I'm trying to get the positions of exons in the DMD gene using reference assembly hg19. All information I've found indicates that DMD has 79 exons. Yet I get more than 90 variously overlapping exons using GenomicFeatures
:
library(GenomicRanges)
library(Homo.sapiens)
library(GenomicFeatures)
library(TxDb.Hsapiens.UCSC.hg19.knownGene)

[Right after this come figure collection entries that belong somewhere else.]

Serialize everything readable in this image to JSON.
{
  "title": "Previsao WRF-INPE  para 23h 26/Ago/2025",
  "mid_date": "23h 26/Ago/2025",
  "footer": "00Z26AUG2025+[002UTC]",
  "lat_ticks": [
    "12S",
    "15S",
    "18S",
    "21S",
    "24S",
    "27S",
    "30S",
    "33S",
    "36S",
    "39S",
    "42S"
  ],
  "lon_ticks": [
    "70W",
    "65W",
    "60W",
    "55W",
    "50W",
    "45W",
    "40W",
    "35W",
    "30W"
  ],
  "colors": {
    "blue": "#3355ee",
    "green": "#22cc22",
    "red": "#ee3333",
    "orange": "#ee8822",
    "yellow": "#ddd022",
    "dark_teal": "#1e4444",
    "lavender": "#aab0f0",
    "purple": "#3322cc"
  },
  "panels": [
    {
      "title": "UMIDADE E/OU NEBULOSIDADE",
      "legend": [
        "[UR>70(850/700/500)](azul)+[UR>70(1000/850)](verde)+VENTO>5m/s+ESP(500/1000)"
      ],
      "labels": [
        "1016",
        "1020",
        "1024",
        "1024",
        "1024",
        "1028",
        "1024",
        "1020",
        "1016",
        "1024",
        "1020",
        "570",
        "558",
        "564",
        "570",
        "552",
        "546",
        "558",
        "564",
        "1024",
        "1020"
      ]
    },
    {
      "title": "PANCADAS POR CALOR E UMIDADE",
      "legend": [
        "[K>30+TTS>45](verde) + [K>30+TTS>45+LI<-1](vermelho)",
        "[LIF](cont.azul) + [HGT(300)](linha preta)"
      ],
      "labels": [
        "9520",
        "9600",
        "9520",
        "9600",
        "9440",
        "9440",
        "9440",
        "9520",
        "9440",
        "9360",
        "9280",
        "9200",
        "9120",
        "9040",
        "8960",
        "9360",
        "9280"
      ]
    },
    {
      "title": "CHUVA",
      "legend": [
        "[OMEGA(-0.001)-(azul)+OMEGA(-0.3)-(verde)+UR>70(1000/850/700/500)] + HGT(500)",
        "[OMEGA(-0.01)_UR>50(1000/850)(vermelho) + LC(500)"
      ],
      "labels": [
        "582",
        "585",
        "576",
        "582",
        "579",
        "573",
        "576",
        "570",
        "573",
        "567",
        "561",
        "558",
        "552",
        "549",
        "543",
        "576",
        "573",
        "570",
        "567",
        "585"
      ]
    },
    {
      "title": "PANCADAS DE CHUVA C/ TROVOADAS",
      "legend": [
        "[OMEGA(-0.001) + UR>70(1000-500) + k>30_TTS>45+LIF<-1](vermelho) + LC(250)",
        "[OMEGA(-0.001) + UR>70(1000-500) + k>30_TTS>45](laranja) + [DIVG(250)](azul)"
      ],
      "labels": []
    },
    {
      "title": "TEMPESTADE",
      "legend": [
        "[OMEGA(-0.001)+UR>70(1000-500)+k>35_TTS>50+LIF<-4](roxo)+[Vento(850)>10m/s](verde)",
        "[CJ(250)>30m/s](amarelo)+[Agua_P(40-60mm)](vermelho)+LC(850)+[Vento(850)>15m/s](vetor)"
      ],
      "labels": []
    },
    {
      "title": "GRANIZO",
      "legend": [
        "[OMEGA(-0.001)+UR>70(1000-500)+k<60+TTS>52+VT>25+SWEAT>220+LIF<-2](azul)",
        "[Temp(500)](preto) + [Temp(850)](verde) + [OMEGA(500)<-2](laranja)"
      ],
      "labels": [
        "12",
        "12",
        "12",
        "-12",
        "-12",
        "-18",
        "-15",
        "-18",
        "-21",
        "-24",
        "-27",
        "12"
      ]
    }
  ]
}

txdb <- TxDb.Hsapiens.UCSC.hg19.knownGene
dmd_exbytx <- exonsBy(txdb, "gene")[["1756"]]
> dmd_exbytx
GRanges object with 90 ranges and 2 metadata columns:
seqnames ranges strand | exon_id exon_name
<Rle> <IRanges> <Rle> | <integer> <character>
[1] chrX [31137345, 31140047] - | 272767 <NA>
[2] chrX [31144759, 31144790] - | 272768 <NA>
[3] chrX [31152219, 31152311] - | 272769 <NA>
[4] chrX [31164408, 31164531] - | 272770 <NA>
[5] chrX [31165392, 31165635] - | 272771 <NA>
... ... ... ... . ... ...
[86] chrX [33038256, 33038317] - | 272852 <NA>
[87] chrX [33146180, 33146544] - | 272853 <NA>
[88] chrX [33146264, 33146545] - | 272854 <NA>
[89] chrX [33229399, 33229673] - | 272855 <NA>
[90] chrX [33357376, 33357726] - | 272856 <NA>
-------
seqinfo: 93 sequences (1 circular) from hg19 genome
What's going on here? Maybe I'm not understanding the biology, which would make sense since I'm not a biologist. I just want the start and end positions for the 79 exons in DMD, but hours of internet searching has gotten me nowhere.
Thanks, this really helped. I ended up choosing one of the 79-exon transcripts that corresponded to an additional RNAseq experiment that was run.